How do you factor $ 5{{x}^{2}}+6x+1 $ ?

Answer 1

Hint: When we factorize a quadratic equation $ a{{x}^{2}}+bx+c $ we write $ bx $ as $ mx+nx $ where $ m+n=b $ and $ mn=ac $ , then we can easily factorize the equation. We can split $ 6x $ to $ 5x $ and $ x $ to solve this question.
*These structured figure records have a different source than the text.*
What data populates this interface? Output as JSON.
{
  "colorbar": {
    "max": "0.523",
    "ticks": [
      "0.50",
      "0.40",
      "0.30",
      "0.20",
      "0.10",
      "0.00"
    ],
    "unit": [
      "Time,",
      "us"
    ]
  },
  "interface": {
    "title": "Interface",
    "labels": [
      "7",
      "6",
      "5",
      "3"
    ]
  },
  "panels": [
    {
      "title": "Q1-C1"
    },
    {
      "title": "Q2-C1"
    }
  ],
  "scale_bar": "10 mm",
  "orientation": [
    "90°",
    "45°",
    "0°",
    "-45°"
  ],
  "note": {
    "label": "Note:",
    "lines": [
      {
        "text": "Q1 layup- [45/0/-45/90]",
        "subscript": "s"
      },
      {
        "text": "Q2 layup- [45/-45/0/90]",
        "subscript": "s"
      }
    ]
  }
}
Complete step by step answer:
The given equation is $ 5{{x}^{2}}+6x+1 $ which a quadratic equation. if we compare the equation to standard quadratic equation $ a{{x}^{2}}+bx+c $ then $ a=5 $ , $ b=6 $ and $ c=1 $
To factor a quadratic equation we can find two numbers m and n such that the sum of m and n is equal to b and the product of m and n is $ ac $. Then we can spilt $ bx $ to $ mx+nx $ then we can factor the equation easily.
In our case
 $ \begin{align}
  & ac=5\times 1 \\
 & ac=5 \\
\end{align} $
and $ b=6 $
So pair of 2 numbers whose product is 6 are (1,5) , (2,6)
But there is only one pair whose sum is 5 that is (1,5)
We can $ 6x $ spilt to $ x+5x $
So
Taking x common in the first half of the equation and taking 1 common in second half of the equation.
 $ \Rightarrow 5{{x}^{2}}+x+5x+1=x\left( 5x+1 \right)+1\left( 5x+1 \right) $
Taking $ 5x+1 $ common
 $ \Rightarrow x\left( 5x+1 \right)+1\left( 5x+1 \right)=\left( x+1 \right)\left( 5x+1 \right) $
In this way, we can factor a quadratic equation another method is directly finding the roots of the equation.

Note:
While factorizing a quadratic equation we can’t always able to split $ bx $ such that their product is equal to ac because sometimes the roots can be an irrational number. So in that case we can try the complete square method to factorize the equation.